Pastors held For Illicit Wildlife Trade

2136 Views Kampala, Uganda

In short
Chris Ahimbisibwe, the Officer in Charge of the Criminal Investigation Department at Kampala Central Police Station identifies the suspects as John Kiiza and Christopher Kato, both pastors in Nansana in Wakiso district and Prince Kazanga, a Congolese national.

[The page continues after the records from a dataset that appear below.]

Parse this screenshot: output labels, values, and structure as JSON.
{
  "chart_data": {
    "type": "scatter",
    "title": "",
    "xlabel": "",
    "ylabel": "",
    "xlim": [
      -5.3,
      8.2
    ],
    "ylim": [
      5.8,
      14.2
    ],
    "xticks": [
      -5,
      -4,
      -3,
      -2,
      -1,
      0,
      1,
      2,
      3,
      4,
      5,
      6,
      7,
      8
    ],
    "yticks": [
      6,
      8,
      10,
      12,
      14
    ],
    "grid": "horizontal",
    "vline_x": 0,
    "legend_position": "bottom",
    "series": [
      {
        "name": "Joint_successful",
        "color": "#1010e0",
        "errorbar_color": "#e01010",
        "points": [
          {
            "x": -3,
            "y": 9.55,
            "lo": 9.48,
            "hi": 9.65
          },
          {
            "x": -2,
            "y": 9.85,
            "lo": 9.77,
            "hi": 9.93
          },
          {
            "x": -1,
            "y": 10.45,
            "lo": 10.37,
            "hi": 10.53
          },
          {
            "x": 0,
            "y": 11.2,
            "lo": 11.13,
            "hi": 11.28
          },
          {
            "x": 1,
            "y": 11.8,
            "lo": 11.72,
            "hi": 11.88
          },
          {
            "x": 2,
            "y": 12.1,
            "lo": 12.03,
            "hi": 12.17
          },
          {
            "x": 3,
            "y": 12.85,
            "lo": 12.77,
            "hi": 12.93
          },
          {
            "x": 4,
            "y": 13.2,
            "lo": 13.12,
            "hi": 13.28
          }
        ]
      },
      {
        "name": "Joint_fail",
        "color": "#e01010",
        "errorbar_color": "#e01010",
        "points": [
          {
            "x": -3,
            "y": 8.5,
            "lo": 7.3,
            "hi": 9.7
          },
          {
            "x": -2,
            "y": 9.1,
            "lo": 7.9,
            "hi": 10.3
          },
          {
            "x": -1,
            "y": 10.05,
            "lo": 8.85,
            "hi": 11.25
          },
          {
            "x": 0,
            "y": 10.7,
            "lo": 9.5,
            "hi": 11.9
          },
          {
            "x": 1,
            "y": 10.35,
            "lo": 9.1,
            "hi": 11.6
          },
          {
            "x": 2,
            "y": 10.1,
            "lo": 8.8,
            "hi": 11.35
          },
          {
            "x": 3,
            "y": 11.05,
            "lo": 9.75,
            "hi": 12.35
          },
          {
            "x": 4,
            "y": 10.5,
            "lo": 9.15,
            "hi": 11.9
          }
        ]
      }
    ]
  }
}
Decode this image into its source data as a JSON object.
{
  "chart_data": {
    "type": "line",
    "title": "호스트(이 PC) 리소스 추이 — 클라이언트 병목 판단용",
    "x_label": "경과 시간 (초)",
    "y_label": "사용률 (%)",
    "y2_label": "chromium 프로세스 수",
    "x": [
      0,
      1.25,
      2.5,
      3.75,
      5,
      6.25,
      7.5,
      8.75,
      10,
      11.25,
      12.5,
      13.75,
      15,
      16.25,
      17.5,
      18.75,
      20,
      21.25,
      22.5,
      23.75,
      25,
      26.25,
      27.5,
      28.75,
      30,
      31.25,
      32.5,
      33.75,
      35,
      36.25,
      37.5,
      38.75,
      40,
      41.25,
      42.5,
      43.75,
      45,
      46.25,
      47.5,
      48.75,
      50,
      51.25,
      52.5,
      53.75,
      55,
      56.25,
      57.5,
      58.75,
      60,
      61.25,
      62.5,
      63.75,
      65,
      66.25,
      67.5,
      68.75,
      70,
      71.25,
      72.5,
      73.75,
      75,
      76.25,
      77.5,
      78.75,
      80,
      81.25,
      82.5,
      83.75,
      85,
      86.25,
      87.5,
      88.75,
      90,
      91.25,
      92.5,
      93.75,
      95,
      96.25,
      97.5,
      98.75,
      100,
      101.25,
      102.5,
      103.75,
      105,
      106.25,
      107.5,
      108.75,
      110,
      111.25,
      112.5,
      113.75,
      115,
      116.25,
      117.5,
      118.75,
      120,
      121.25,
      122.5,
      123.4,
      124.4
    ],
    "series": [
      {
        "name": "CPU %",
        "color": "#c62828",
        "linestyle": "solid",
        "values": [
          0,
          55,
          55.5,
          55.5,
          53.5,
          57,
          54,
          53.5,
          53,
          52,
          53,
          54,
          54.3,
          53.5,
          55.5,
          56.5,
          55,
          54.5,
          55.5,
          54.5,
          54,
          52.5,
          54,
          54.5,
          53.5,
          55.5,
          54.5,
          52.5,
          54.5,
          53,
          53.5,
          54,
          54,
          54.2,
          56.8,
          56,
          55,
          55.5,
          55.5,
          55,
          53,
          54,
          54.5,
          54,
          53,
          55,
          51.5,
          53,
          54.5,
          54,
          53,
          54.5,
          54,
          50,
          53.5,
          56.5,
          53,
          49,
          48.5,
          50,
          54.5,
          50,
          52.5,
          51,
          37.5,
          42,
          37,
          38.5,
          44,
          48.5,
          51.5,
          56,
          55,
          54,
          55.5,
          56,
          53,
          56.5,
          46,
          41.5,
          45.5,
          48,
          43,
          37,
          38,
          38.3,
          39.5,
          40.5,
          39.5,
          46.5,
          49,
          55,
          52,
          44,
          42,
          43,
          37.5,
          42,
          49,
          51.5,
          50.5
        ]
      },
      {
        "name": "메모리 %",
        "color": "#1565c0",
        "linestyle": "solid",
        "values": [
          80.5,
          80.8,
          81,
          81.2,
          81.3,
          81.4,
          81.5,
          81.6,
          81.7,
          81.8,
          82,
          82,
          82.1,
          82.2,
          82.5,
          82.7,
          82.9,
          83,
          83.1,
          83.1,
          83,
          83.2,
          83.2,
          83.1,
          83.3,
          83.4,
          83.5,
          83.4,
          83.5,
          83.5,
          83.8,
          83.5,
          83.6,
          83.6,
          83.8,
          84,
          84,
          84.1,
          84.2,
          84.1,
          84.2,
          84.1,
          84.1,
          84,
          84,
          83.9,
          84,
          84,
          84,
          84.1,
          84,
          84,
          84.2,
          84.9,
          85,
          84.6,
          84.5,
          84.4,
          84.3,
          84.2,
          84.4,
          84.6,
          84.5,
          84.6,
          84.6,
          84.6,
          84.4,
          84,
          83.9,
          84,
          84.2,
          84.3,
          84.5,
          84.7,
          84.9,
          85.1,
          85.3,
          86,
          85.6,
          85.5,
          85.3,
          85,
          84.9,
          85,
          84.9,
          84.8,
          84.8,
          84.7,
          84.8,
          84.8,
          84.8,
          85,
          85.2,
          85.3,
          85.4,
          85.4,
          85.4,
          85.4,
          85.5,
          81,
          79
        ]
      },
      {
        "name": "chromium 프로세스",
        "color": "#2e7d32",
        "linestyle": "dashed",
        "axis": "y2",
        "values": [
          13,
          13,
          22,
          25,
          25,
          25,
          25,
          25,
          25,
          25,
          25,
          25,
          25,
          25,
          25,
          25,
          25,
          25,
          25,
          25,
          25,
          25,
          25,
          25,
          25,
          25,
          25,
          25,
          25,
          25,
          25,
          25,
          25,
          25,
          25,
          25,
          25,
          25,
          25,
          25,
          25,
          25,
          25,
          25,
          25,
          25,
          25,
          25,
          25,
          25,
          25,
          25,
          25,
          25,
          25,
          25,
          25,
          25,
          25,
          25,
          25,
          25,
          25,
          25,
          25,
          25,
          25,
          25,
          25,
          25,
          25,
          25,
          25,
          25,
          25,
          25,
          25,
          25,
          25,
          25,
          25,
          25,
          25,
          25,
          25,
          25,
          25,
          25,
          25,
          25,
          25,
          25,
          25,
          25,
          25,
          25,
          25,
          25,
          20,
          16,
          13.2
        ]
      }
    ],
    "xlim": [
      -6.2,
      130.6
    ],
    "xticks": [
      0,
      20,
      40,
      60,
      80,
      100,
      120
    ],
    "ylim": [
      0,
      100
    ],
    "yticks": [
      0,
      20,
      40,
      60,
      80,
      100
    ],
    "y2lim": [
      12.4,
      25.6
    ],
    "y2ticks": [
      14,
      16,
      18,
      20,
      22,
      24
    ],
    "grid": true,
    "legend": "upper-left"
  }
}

Kampala Police are holding three suspects for illicit wildlife trade. Chris Ahimbisibwe, the Officer in Charge of the Criminal Investigation Department at Kampala Central Police Station identifies the suspects as John Kiiza and Christopher Kato, both pastors in Nansana in Wakiso district and Prince Kazanga, a Congolese national.
 
The suspects are being held under CRB REF/63/30/09/16. The trio was picked up from Busabala road in Makindye Division on Monday with 13 kilograms of ivory, 17 kilograms of pangolin scales and eight pangolin horns.
 
"We have found animal materials in one of their houses that suggest that the three suspects are part of a transnational gang that is dealing in ivory in the country," Ahimbisibwe said.
 
Adding that, "This is an indication that almost five elephants, four pangolins were killed to get the animal trophies from them," adding that, "Police has launched an investigation to identify where the three suspects were taking the animal trophies and the exact place they got them."
 
Police and officials from the Natural Resource Conservation Network-NRCN acted on a tip off from concerned residents who knew about the illicit wildlife trade. The suspects were in the process of selling off the items to a local businessman, who is on the run at Shillings 70 million.
 
Section 30 and 75 (b) prohibits the use of wildlife without a wildlife use right. It states that no person may engage in any of the activities under section 29 or any other activities of a like nature which involve the utilisation of wildlife and wildlife products without first obtaining a grant of a wildlife use right.

Demand for Pangolin meat as a delicacy is high among the newly affluent parts of China and in Vietnam, while the animal's scales have been used for centuries in Traditional Chinese Medicine for unproven health benefits. The illicit capture and trade in Pangolin scales has been on the increase in Uganda because of the attractive market in China.